Even with copy=False, a copy might be generated instead of a view depending on the memory layout. Be aware that it is not guaranteed that a view will always be created.
Convert DataFrame to Series
Retrieving either a row or a column from a DataFrame as a Series generally results in a view of the original DataFrame.

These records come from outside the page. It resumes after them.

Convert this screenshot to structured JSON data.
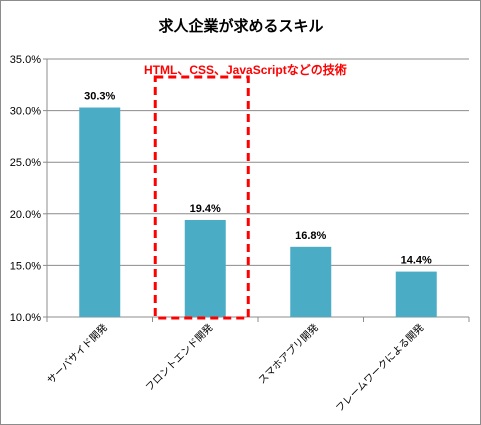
{
  "chart_data": {
    "type": "bar",
    "title": "求人企業が求めるスキル",
    "categories": [
      "サーバサイド開発",
      "フロントエンド開発",
      "スマホアプリ開発",
      "フレームワークによる開発"
    ],
    "values": [
      30.3,
      19.4,
      16.8,
      14.4
    ],
    "value_labels": [
      "30.3%",
      "19.4%",
      "16.8%",
      "14.4%"
    ],
    "ylim": [
      10.0,
      35.0
    ],
    "yticks": [
      10.0,
      15.0,
      20.0,
      25.0,
      30.0,
      35.0
    ],
    "ytick_labels": [
      "10.0%",
      "15.0%",
      "20.0%",
      "25.0%",
      "30.0%",
      "35.0%"
    ],
    "grid": true,
    "bar_color": "#4bacc6",
    "annotation": {
      "text": "HTML、CSS、JavaScriptなどの技術",
      "color": "#ff0000",
      "highlight_category_index": 1
    }
  }
}
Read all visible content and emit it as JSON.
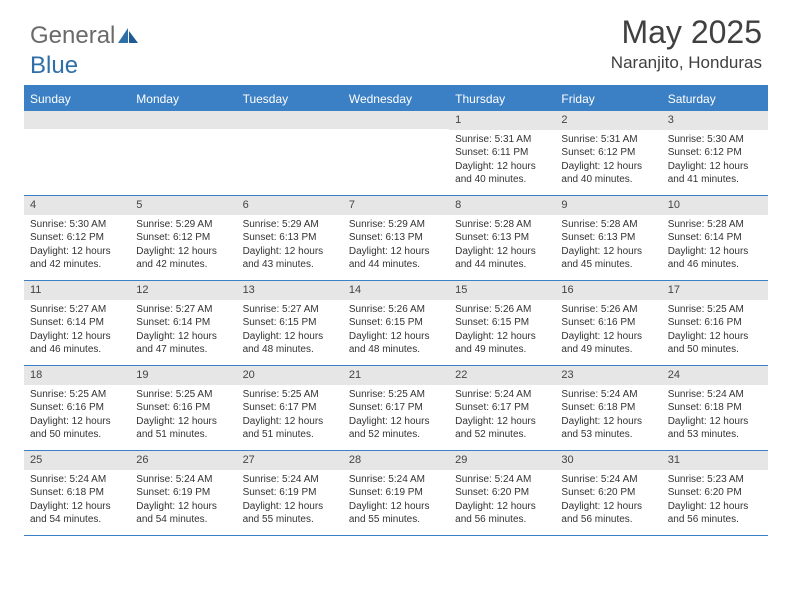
{
  "logo": {
    "general": "General",
    "blue": "Blue"
  },
  "title": {
    "month": "May 2025",
    "location": "Naranjito, Honduras"
  },
  "colors": {
    "header_blue": "#3b7fc4",
    "daynum_bg": "#e6e6e6",
    "text": "#333333",
    "logo_gray": "#6a6a6a",
    "logo_blue": "#2f6fa8"
  },
  "daysOfWeek": [
    "Sunday",
    "Monday",
    "Tuesday",
    "Wednesday",
    "Thursday",
    "Friday",
    "Saturday"
  ],
  "weeks": [
    [
      null,
      null,
      null,
      null,
      {
        "n": "1",
        "sr": "5:31 AM",
        "ss": "6:11 PM",
        "dl": "12 hours and 40 minutes."
      },
      {
        "n": "2",
        "sr": "5:31 AM",
        "ss": "6:12 PM",
        "dl": "12 hours and 40 minutes."
      },
      {
        "n": "3",
        "sr": "5:30 AM",
        "ss": "6:12 PM",
        "dl": "12 hours and 41 minutes."
      }
    ],
    [
      {
        "n": "4",
        "sr": "5:30 AM",
        "ss": "6:12 PM",
        "dl": "12 hours and 42 minutes."
      },
      {
        "n": "5",
        "sr": "5:29 AM",
        "ss": "6:12 PM",
        "dl": "12 hours and 42 minutes."
      },
      {
        "n": "6",
        "sr": "5:29 AM",
        "ss": "6:13 PM",
        "dl": "12 hours and 43 minutes."
      },
      {
        "n": "7",
        "sr": "5:29 AM",
        "ss": "6:13 PM",
        "dl": "12 hours and 44 minutes."
      },
      {
        "n": "8",
        "sr": "5:28 AM",
        "ss": "6:13 PM",
        "dl": "12 hours and 44 minutes."
      },
      {
        "n": "9",
        "sr": "5:28 AM",
        "ss": "6:13 PM",
        "dl": "12 hours and 45 minutes."
      },
      {
        "n": "10",
        "sr": "5:28 AM",
        "ss": "6:14 PM",
        "dl": "12 hours and 46 minutes."
      }
    ],
    [
      {
        "n": "11",
        "sr": "5:27 AM",
        "ss": "6:14 PM",
        "dl": "12 hours and 46 minutes."
      },
      {
        "n": "12",
        "sr": "5:27 AM",
        "ss": "6:14 PM",
        "dl": "12 hours and 47 minutes."
      },
      {
        "n": "13",
        "sr": "5:27 AM",
        "ss": "6:15 PM",
        "dl": "12 hours and 48 minutes."
      },
      {
        "n": "14",
        "sr": "5:26 AM",
        "ss": "6:15 PM",
        "dl": "12 hours and 48 minutes."
      },
      {
        "n": "15",
        "sr": "5:26 AM",
        "ss": "6:15 PM",
        "dl": "12 hours and 49 minutes."
      },
      {
        "n": "16",
        "sr": "5:26 AM",
        "ss": "6:16 PM",
        "dl": "12 hours and 49 minutes."
      },
      {
        "n": "17",
        "sr": "5:25 AM",
        "ss": "6:16 PM",
        "dl": "12 hours and 50 minutes."
      }
    ],
    [
      {
        "n": "18",
        "sr": "5:25 AM",
        "ss": "6:16 PM",
        "dl": "12 hours and 50 minutes."
      },
      {
        "n": "19",
        "sr": "5:25 AM",
        "ss": "6:16 PM",
        "dl": "12 hours and 51 minutes."
      },
      {
        "n": "20",
        "sr": "5:25 AM",
        "ss": "6:17 PM",
        "dl": "12 hours and 51 minutes."
      },
      {
        "n": "21",
        "sr": "5:25 AM",
        "ss": "6:17 PM",
        "dl": "12 hours and 52 minutes."
      },
      {
        "n": "22",
        "sr": "5:24 AM",
        "ss": "6:17 PM",
        "dl": "12 hours and 52 minutes."
      },
      {
        "n": "23",
        "sr": "5:24 AM",
        "ss": "6:18 PM",
        "dl": "12 hours and 53 minutes."
      },
      {
        "n": "24",
        "sr": "5:24 AM",
        "ss": "6:18 PM",
        "dl": "12 hours and 53 minutes."
      }
    ],
    [
      {
        "n": "25",
        "sr": "5:24 AM",
        "ss": "6:18 PM",
        "dl": "12 hours and 54 minutes."
      },
      {
        "n": "26",
        "sr": "5:24 AM",
        "ss": "6:19 PM",
        "dl": "12 hours and 54 minutes."
      },
      {
        "n": "27",
        "sr": "5:24 AM",
        "ss": "6:19 PM",
        "dl": "12 hours and 55 minutes."
      },
      {
        "n": "28",
        "sr": "5:24 AM",
        "ss": "6:19 PM",
        "dl": "12 hours and 55 minutes."
      },
      {
        "n": "29",
        "sr": "5:24 AM",
        "ss": "6:20 PM",
        "dl": "12 hours and 56 minutes."
      },
      {
        "n": "30",
        "sr": "5:24 AM",
        "ss": "6:20 PM",
        "dl": "12 hours and 56 minutes."
      },
      {
        "n": "31",
        "sr": "5:23 AM",
        "ss": "6:20 PM",
        "dl": "12 hours and 56 minutes."
      }
    ]
  ],
  "labels": {
    "sunrise": "Sunrise:",
    "sunset": "Sunset:",
    "daylight": "Daylight:"
  }
}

df = pd.DataFrame({'col0': [0, 1, 2], 'col1': [3, 4, 5], 'col2': [6, 7, 8]},
index=['row0', 'row1', 'row2'])
print(df)
# col0 col1 col2
# row0 0 3 6
# row1 1 4 7
# row2 2 5 8
s = df['col0']
s['row0'] = 10
print(s)
# row0 10
# row1 1
# row2 2
# Name: col0, dtype: int64
print(df)
# col0 col1 col2
# row0 10 3 6
# row1 1 4 7
# row2 2 5 8
Create a copy with copy() to handle separately.
s_copy = df['col1'].copy()
s_copy['row0'] = 100
print(s_copy)
# row0 100
# row1 4
# row2 5
# Name: col1, dtype: int64
print(df)
# col0 col1 col2
# row0 10 3 6
# row1 1 4 7
# row2 2 5 8
When using a list for selection, a copy is created instead of a view.
s_list = df.loc[['row0', 'row2'], 'col2']
s_list['row0'] = 1000
print(s_list)
# row0 1000
# row2 8
# Name: col2, dtype: int64
print(df)
# col0 col1 col2
# row0 10 3 6
# row1 1 4 7
# row2 2 5 8
When selecting a portion of a DataFrame with loc[] or iloc[] to create a new DataFrame, whether a view or a copy is created depends on the type of range specification used, such as scalar values, lists, or slices.